La procédure débute par la publication d'un rapport préliminaire fondé sur les recensements de Statistique Canada et les projections démographiques de l'Institut de la statistique du Québec, suivi d'audiences publiques tenues dans des lieux comme le Palais Montcalm et le Centre des congrès de Québec. La Commission reçoit des mémoires d'organisations telles que la Fédération canadienne des municipalités, l'Association des directeurs municipaux du Québec, et des élus municipaux de Sherbrooke et de Trois-Rivières. Après des modifications basées sur les commentaires, un rapport final est présenté à l'Assemblée nationale, qui peut adopter les changements via un projet de loi amendé par le ministre responsable ou contester devant la Cour d'appel du Québec ou la Cour suprême du Canada.
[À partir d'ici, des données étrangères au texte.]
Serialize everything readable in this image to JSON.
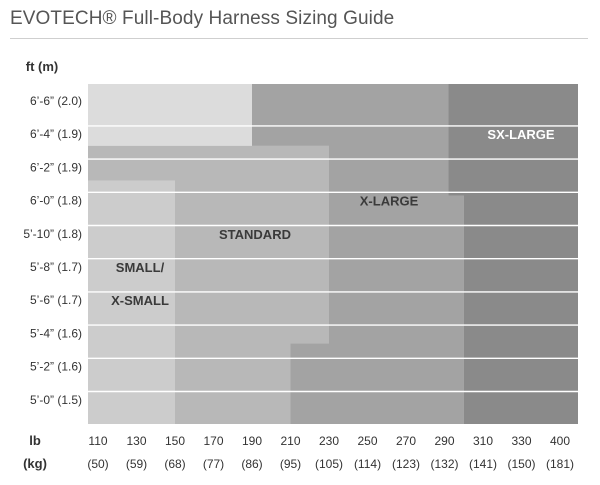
{
  "title": "EVOTECH® Full-Body Harness Sizing Guide",
  "chart_data": {
    "type": "heatmap",
    "title": "EVOTECH® Full-Body Harness Sizing Guide",
    "y_axis_label": "ft  (m)",
    "x_axis_label": "lb",
    "x_axis_label_2": "(kg)",
    "y_ticks": [
      {
        "label": "6’-6” (2.0)",
        "inches": 78
      },
      {
        "label": "6’-4” (1.9)",
        "inches": 76
      },
      {
        "label": "6’-2” (1.9)",
        "inches": 74
      },
      {
        "label": "6’-0” (1.8)",
        "inches": 72
      },
      {
        "label": "5’-10” (1.8)",
        "inches": 70
      },
      {
        "label": "5’-8” (1.7)",
        "inches": 68
      },
      {
        "label": "5’-6” (1.7)",
        "inches": 66
      },
      {
        "label": "5’-4” (1.6)",
        "inches": 64
      },
      {
        "label": "5’-2” (1.6)",
        "inches": 62
      },
      {
        "label": "5’-0” (1.5)",
        "inches": 60
      }
    ],
    "x_ticks": [
      {
        "lb": "110",
        "kg": "(50)"
      },
      {
        "lb": "130",
        "kg": "(59)"
      },
      {
        "lb": "150",
        "kg": "(68)"
      },
      {
        "lb": "170",
        "kg": "(77)"
      },
      {
        "lb": "190",
        "kg": "(86)"
      },
      {
        "lb": "210",
        "kg": "(95)"
      },
      {
        "lb": "230",
        "kg": "(105)"
      },
      {
        "lb": "250",
        "kg": "(114)"
      },
      {
        "lb": "270",
        "kg": "(123)"
      },
      {
        "lb": "290",
        "kg": "(132)"
      },
      {
        "lb": "310",
        "kg": "(141)"
      },
      {
        "lb": "330",
        "kg": "(150)"
      },
      {
        "lb": "400",
        "kg": "(181)"
      }
    ],
    "zones": [
      {
        "name": "SX-LARGE",
        "color": "#8a8a8a",
        "label_color": "#ffffff",
        "region": "weight 300–400 lb, height up to 6’-7”; weight 290–300 lb, height ~6’-1” to 6’-7”"
      },
      {
        "name": "X-LARGE",
        "color": "#a3a3a3",
        "label_color": "#3a3a3a",
        "region": "weight 210–300 lb (from ~190 lb above 6’-5”), heights 5’-0” to 6’-7”"
      },
      {
        "name": "STANDARD",
        "color": "#b8b8b8",
        "label_color": "#3a3a3a",
        "region": "weight 150–230 lb, heights up to ~6’-5”"
      },
      {
        "name": "SMALL/",
        "name_2": "X-SMALL",
        "color": "#cccccc",
        "label_color": "#3a3a3a",
        "region": "weight 100–150 lb, heights up to ~6’-1”"
      }
    ],
    "background_color": "#dcdcdc",
    "grid": true
  }
}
Pour évaluer la représentation, la Commission s'appuie sur des critères codifiés par la Loi électorale et la doctrine administrative, utilisant des données de Statistique Canada, des estimations préparées par l'Institut de la statistique du Québec, et des modèles spatiaux développés en collaboration avec l'Université Laval et l'Université de Sherbrooke. Les méthodes incluent l'utilisation de systèmes d'information géographique inspirés par des projets menés à l'Université McGill, l'application de normes tirées des décisions de la Cour suprême du Canada et la prise en compte des variations liées aux réalités de Montréal, de l'Outaouais, de la Côte-Nord et de la Gaspésie–Îles-de-la-Madeleine. La Commission prend aussi en considération des facteurs socioéconomiques étudiés par l'Institut québécois de planification et des indicateurs fournis par Centraide, la Corporation de développement communautaire et le ministère de l'Immigration, de la Francisation et de l'Intégration.
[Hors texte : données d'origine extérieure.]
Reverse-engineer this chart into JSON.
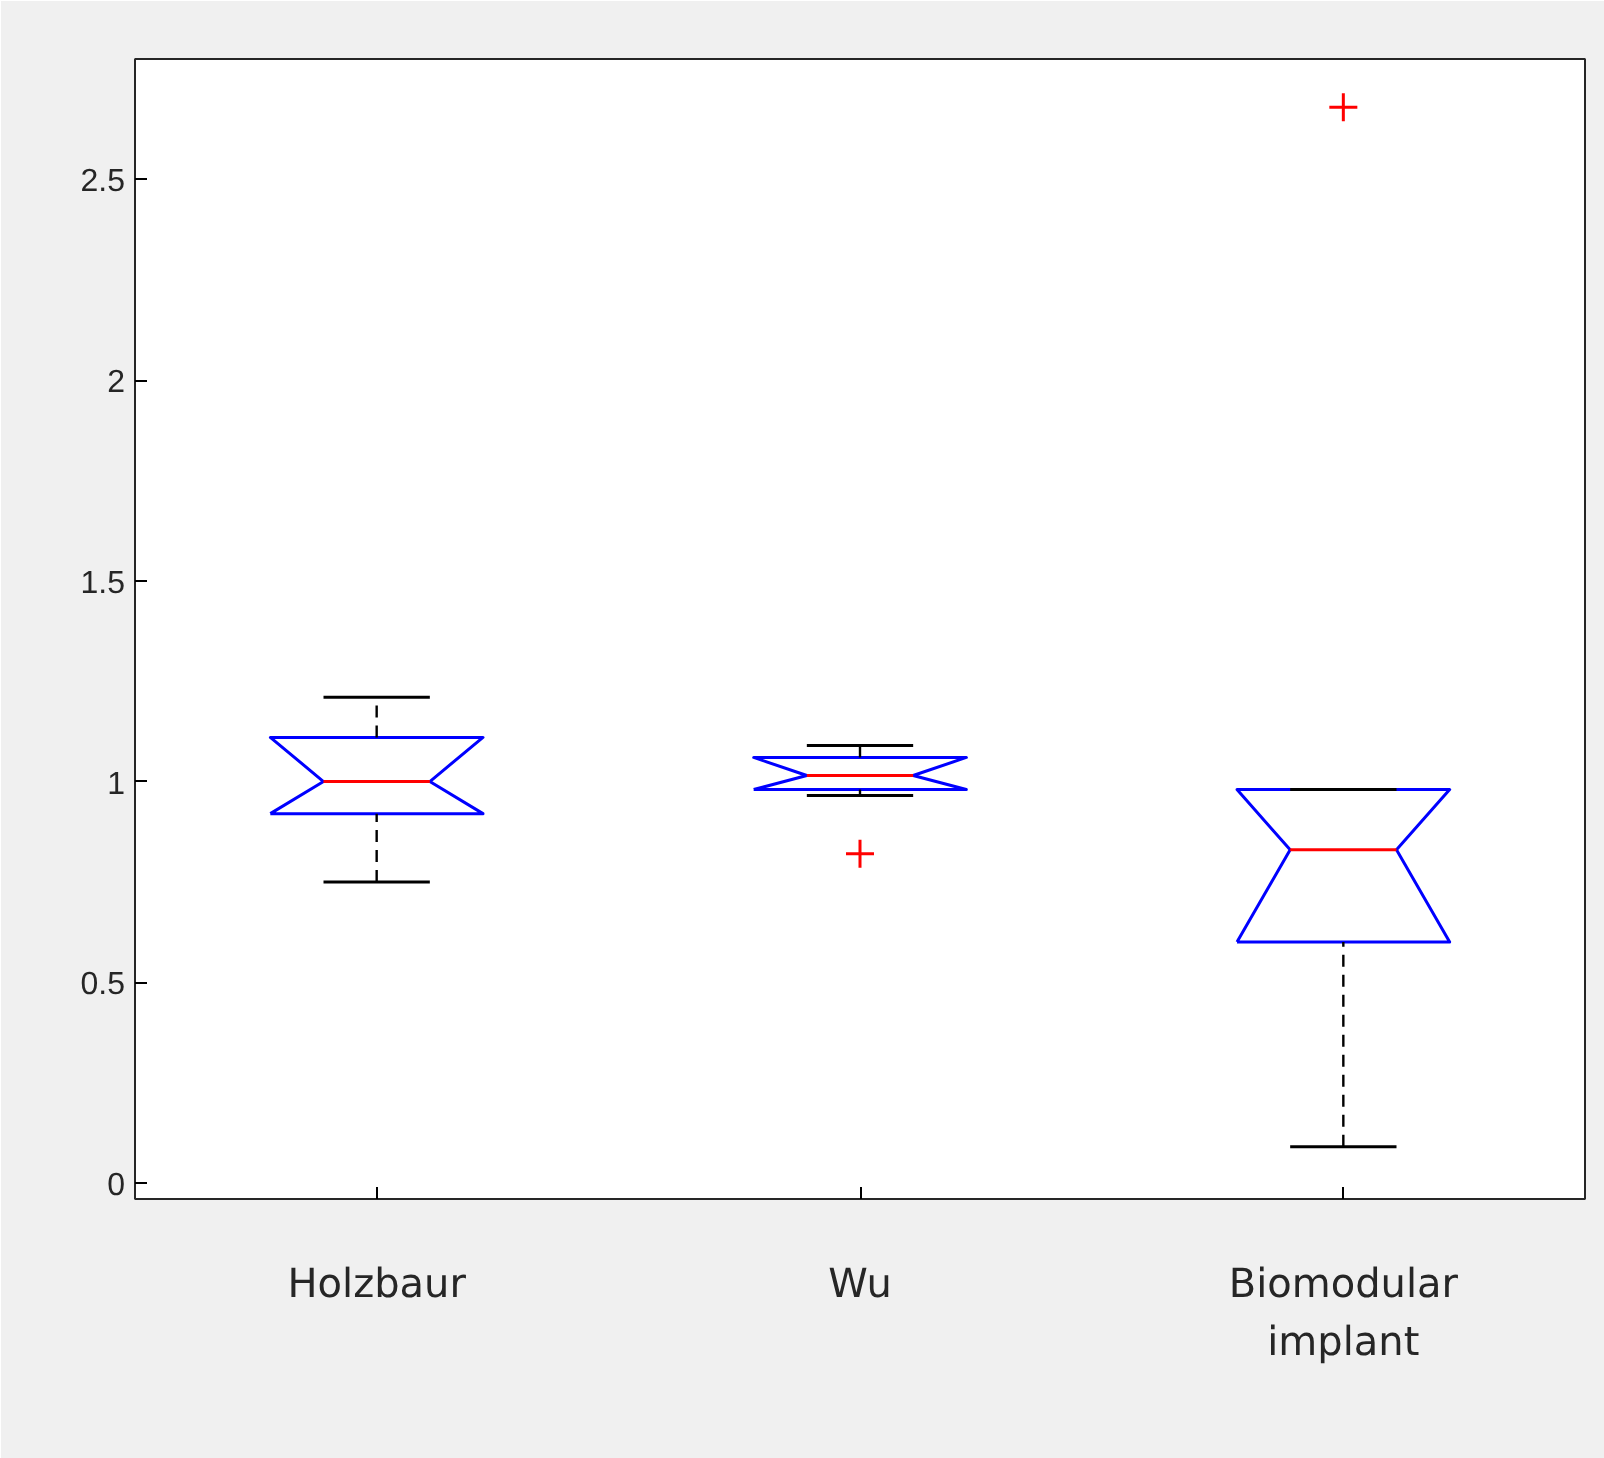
{
  "chart_data": {
    "type": "box",
    "categories": [
      "Holzbaur",
      "Wu",
      "Biomodular\nimplant"
    ],
    "boxes": [
      {
        "low": 0.75,
        "q1": 0.92,
        "median": 1.0,
        "q3": 1.11,
        "high": 1.21
      },
      {
        "low": 0.965,
        "q1": 0.98,
        "median": 1.015,
        "q3": 1.06,
        "high": 1.09,
        "outliers": [
          0.82
        ]
      },
      {
        "low": 0.09,
        "q1": 0.6,
        "median": 0.83,
        "q3": 0.98,
        "high": 0.98,
        "outliers": [
          2.68
        ]
      }
    ],
    "color": "#0000ff",
    "ylim": [
      -0.04,
      2.8
    ],
    "yticks": [
      0,
      0.5,
      1,
      1.5,
      2,
      2.5
    ],
    "grid": false
  }
}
Plusieurs décisions de la Commission ont donné lieu à des contestations devant la Cour supérieure du Québec et la Cour d'appel du Québec, impliquant des élus comme l'ancien premier ministre et des partis tels que le Parti Québécois et la Coalition Avenir Québec. Des arrêts pertinents ont cité des principes issus de la jurisprudence de la Cour suprême du Canada sur l'égalité de vote et la représentativité, et ont attiré l'attention de médias tels que Radio‑Canada et La Presse. Les litiges ont parfois concerné des enjeux municipaux touchant Montréal‑Est, Longueuil‑Le Vieux‑Longueuil, Laval et Saint‑Jean‑sur‑Richelieu, et ont mobilisé des organisations de la société civile, des cabinets d'avocats de Montréal et des professeurs de droit constitutionnel de l'Université de Montréal.
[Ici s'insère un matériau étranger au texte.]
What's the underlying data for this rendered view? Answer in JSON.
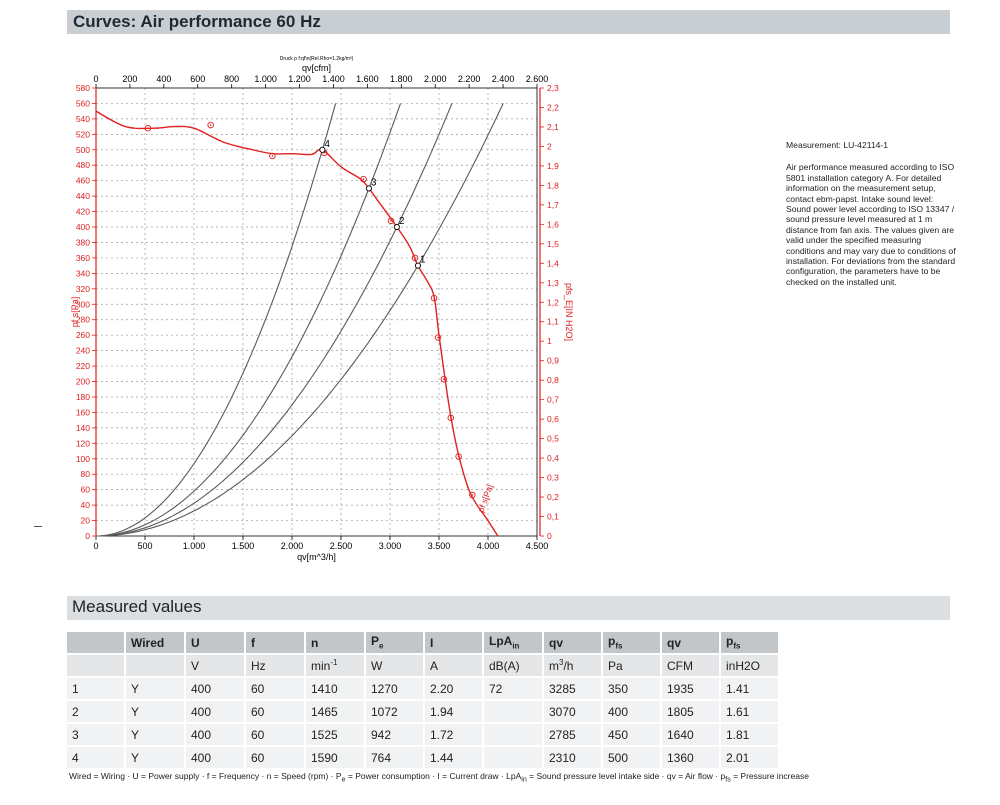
{
  "headers": {
    "curves": "Curves: Air performance 60 Hz",
    "measured": "Measured values"
  },
  "side": {
    "measurement": "Measurement: LU-42114-1",
    "description": "Air performance measured according to ISO 5801 installation category A. For detailed information on the measurement setup, contact ebm-papst. Intake sound level: Sound power level according to ISO 13347 / sound pressure level measured at 1 m distance from fan axis. The values given are valid under the specified measuring conditions and may vary due to conditions of installation. For deviations from the standard configuration, the parameters have to be checked on the installed unit."
  },
  "chart_data": {
    "type": "line",
    "top_caption": "Druck p f:qf\\n(Rel.Rho=1.2kg/m³)",
    "xlabel": "qv[m^3/h]",
    "xlabel_top": "qv[cfm]",
    "ylabel_left": "pf s[Pa]",
    "ylabel_right": "pfs_E[IN H2O]",
    "xlim": [
      0,
      4500
    ],
    "xlim_top": [
      0,
      2600
    ],
    "ylim": [
      0,
      580
    ],
    "ylim_right": [
      0,
      2.3
    ],
    "x_ticks": [
      "0",
      "500",
      "1.000",
      "1.500",
      "2.000",
      "2.500",
      "3.000",
      "3.500",
      "4.000",
      "4.500"
    ],
    "x_top_ticks": [
      "0",
      "200",
      "400",
      "600",
      "800",
      "1.000",
      "1.200",
      "1.400",
      "1.600",
      "1.800",
      "2.000",
      "2.200",
      "2.400",
      "2.600"
    ],
    "y_ticks": [
      "0",
      "20",
      "40",
      "60",
      "80",
      "100",
      "120",
      "140",
      "160",
      "180",
      "200",
      "220",
      "240",
      "260",
      "280",
      "300",
      "320",
      "340",
      "360",
      "380",
      "400",
      "420",
      "440",
      "460",
      "480",
      "500",
      "520",
      "540",
      "560",
      "580"
    ],
    "y_right_ticks": [
      "0",
      "0,1",
      "0,2",
      "0,3",
      "0,4",
      "0,5",
      "0,6",
      "0,7",
      "0,8",
      "0,9",
      "1",
      "1,1",
      "1,2",
      "1,3",
      "1,4",
      "1,5",
      "1,6",
      "1,7",
      "1,8",
      "1,9",
      "2",
      "2,1",
      "2,2",
      "2,3"
    ],
    "grid": true,
    "fan_curve": {
      "name": "pf s[Pa]",
      "color": "#e02020",
      "points": [
        [
          0,
          550
        ],
        [
          300,
          530
        ],
        [
          600,
          528
        ],
        [
          800,
          530
        ],
        [
          1000,
          528
        ],
        [
          1300,
          510
        ],
        [
          1600,
          500
        ],
        [
          1800,
          495
        ],
        [
          2000,
          495
        ],
        [
          2200,
          494
        ],
        [
          2310,
          500
        ],
        [
          2500,
          478
        ],
        [
          2700,
          462
        ],
        [
          2785,
          450
        ],
        [
          2900,
          430
        ],
        [
          3070,
          400
        ],
        [
          3200,
          375
        ],
        [
          3285,
          350
        ],
        [
          3380,
          330
        ],
        [
          3450,
          310
        ],
        [
          3500,
          260
        ],
        [
          3560,
          205
        ],
        [
          3620,
          155
        ],
        [
          3700,
          105
        ],
        [
          3820,
          55
        ],
        [
          4000,
          20
        ],
        [
          4100,
          0
        ]
      ],
      "markers": [
        [
          530,
          528
        ],
        [
          1170,
          532
        ],
        [
          1800,
          492
        ],
        [
          2330,
          496
        ],
        [
          2730,
          462
        ],
        [
          3010,
          408
        ],
        [
          3255,
          360
        ],
        [
          3450,
          308
        ],
        [
          3490,
          257
        ],
        [
          3550,
          203
        ],
        [
          3620,
          153
        ],
        [
          3700,
          103
        ],
        [
          3840,
          53
        ]
      ]
    },
    "system_curves": [
      {
        "label": "4",
        "op": [
          2310,
          500
        ],
        "end": [
          2530,
          560
        ]
      },
      {
        "label": "3",
        "op": [
          2785,
          450
        ],
        "end": [
          3100,
          560
        ]
      },
      {
        "label": "2",
        "op": [
          3070,
          400
        ],
        "end": [
          3630,
          560
        ]
      },
      {
        "label": "1",
        "op": [
          3285,
          350
        ],
        "end": [
          4160,
          560
        ]
      }
    ]
  },
  "table": {
    "header1": [
      "",
      "Wired",
      "U",
      "f",
      "n",
      "P_e",
      "I",
      "LpA_in",
      "qv",
      "p_fs",
      "qv",
      "p_fs"
    ],
    "header2": [
      "",
      "",
      "V",
      "Hz",
      "min-1",
      "W",
      "A",
      "dB(A)",
      "m3/h",
      "Pa",
      "CFM",
      "inH2O"
    ],
    "rows": [
      [
        "1",
        "Y",
        "400",
        "60",
        "1410",
        "1270",
        "2.20",
        "72",
        "3285",
        "350",
        "1935",
        "1.41"
      ],
      [
        "2",
        "Y",
        "400",
        "60",
        "1465",
        "1072",
        "1.94",
        "",
        "3070",
        "400",
        "1805",
        "1.61"
      ],
      [
        "3",
        "Y",
        "400",
        "60",
        "1525",
        "942",
        "1.72",
        "",
        "2785",
        "450",
        "1640",
        "1.81"
      ],
      [
        "4",
        "Y",
        "400",
        "60",
        "1590",
        "764",
        "1.44",
        "",
        "2310",
        "500",
        "1360",
        "2.01"
      ]
    ]
  },
  "footnote": "Wired = Wiring · U = Power supply · f = Frequency · n = Speed (rpm) · Pe = Power consumption · I = Current draw · LpAin = Sound pressure level intake side · qv = Air flow · pfs = Pressure increase"
}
Les révisions menées par la Commission ont modifié l'équilibre électoral dans des circonscriptions disputées comme Marie‑Victorin, Jean‑Talon, Châteauguay et Nelligan, influençant les stratégies des partis tels que le Parti libéral du Québec, Québec solidaire et la Coalition Avenir Québec. Les changements ont aussi eu des effets sur la représentation rurale dans les régions de la Montérégie, de l'Abitibi‑Témiscamingue et du Bas‑Saint‑Laurent, stimulant des débats au sein de l'Assemblée nationale et de groupes de réflexion comme l'Institut du Nouveau Monde. Ces révisions, souvent analysées par des politologues des universités de Montréal et Laval, ont contribué à redéfinir la dynamique électorale lors d'élections provinciales impliquant leaders comme François Legault, Pauline Marois et Philippe Couillard.